Locally, the situation we are concerned with is the development of Heysham Port. In the early 60s the port's main cargo handled was oil. Domestic production reduced this business, however now that domestic production is coming to an end, handling imports could increase again in the short term, Heysham being a (privately owned) UK port with physical expansion potential. Access is a problem though. The rail distribution network is ill-equipped to cope and the motorway connection is poor due to increasing traffic congestion.

Politically, the path toward building a road link is simpler and more straightford than that of improving the rail network or reducing current traffic congestion. Other interests with political clout, local and national are also served - the road building lobby and all the other interests involved in ribbon development - out of town retail developers, housing developers and so on. So this becomes the path of least resistence. But these inevitably lead towards increased oil consumption. Also during the construction period traffic congestion will be worsened by construction vehicle movements. The nature of PFI means that once the state is committed to the project costs will increase and the taxpayer will have no option but to meet these.

Meanwhile as a country we will edge closer to instability and concommittant increased social control as the underlying problem of forseeable energy depletion is not addressed. Instead resources will be squandered on a road that in 20 years time few of us will be able to afford to drive on.

History tells us that prior to the first and second world wars UK governments failed to anticipate and prepare to meet the emerging threat. The costs of this failure were high. In the first world war men carrying sabres were sent repeatedly into machine-gun fire. In the second, initially only a handful of pilots and planes met the might of the Luftwaffe and the blitz. Now we face an uncertain future of resource depletion, climate change and continuous military engagement without a viable freight distribution infrasructure or transport system.

When you see a project that is clearly damaging to the interests of our community and our state being promoted, you have to ask, 'Who does profit?'.

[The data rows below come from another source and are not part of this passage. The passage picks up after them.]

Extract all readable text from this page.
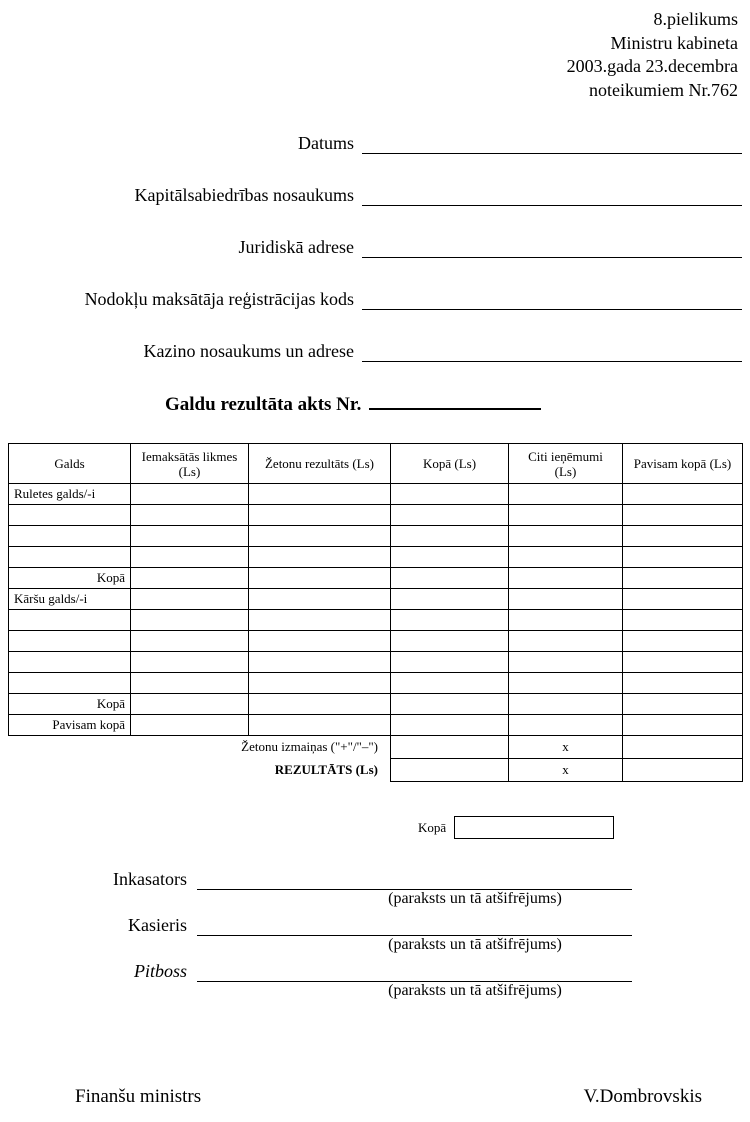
8.pielikums
Ministru kabineta
2003.gada 23.decembra
noteikumiem Nr.762
Datums
Kapitālsabiedrības nosaukums
Juridiskā adrese
Nodokļu maksātāja reģistrācijas kods
Kazino nosaukums un adrese
Galdu rezultāta akts Nr.
Galds	Iemaksātās likmes (Ls)	Žetonu rezultāts (Ls)	Kopā (Ls)	Citi ieņēmumi (Ls)	Pavisam kopā (Ls)
Ruletes galds/-i					

Kopā					
Kāršu galds/-i					

Kopā					
Pavisam kopā					
Žetonu izmaiņas ("+"/"–")				x	
REZULTĀTS (Ls)				x	
Kopā
Inkasators
(paraksts un tā atšifrējums)
Kasieris
(paraksts un tā atšifrējums)
Pitboss
(paraksts un tā atšifrējums)
Finanšu ministrs	V.Dombrovskis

Principle beneficiaries would be the The Mersey Docks and Harbour Company (possibly due for takeover) and oil corporations from whom the UK will be importing oil at spiralling prices. Locally based companies might also experience some short-term advantage, particularly if they were able to secure road construction related projects.

Over the construction period however, congestion can be expected to increase. On a PFI project delays are inevitable and the project is likely to overrun the 5 years estimated for completion. By this time UK oil reserves will be finished and the price of fuel will be significantly increased. The local benefit of the road will be negligible, the environmental damage will be substantial, the cost will be in the region of £100 - 150 million and we will still have a serious transport problem.

We need local and central government to clean its house of the fifth column of corporate interests of dubious national affiliation and failed PFI projects, and develop a coherent transport and distribution network that can carry us, our businesses and our economy through the forseeable (and unforseeable) crises of the 21st century.

The UK needs rail spurs and goods depots in every industrial estate. We need light rail transport systems and flexible shuttles serving every community. We need local and accessible retail networks instead of distant supermarkets undermining local production with imported goods.

This not only needs considerable political will and cohesion to bring about, it also needs organisational competence and integrity. The only way forward is to make this a central issue in the forthcoming parliamentary election campaign and to support all local and national initiatives that lead to this end.

And to absolutely oppose those that sabotage our local and national welfare. Like the Northern Bypass project.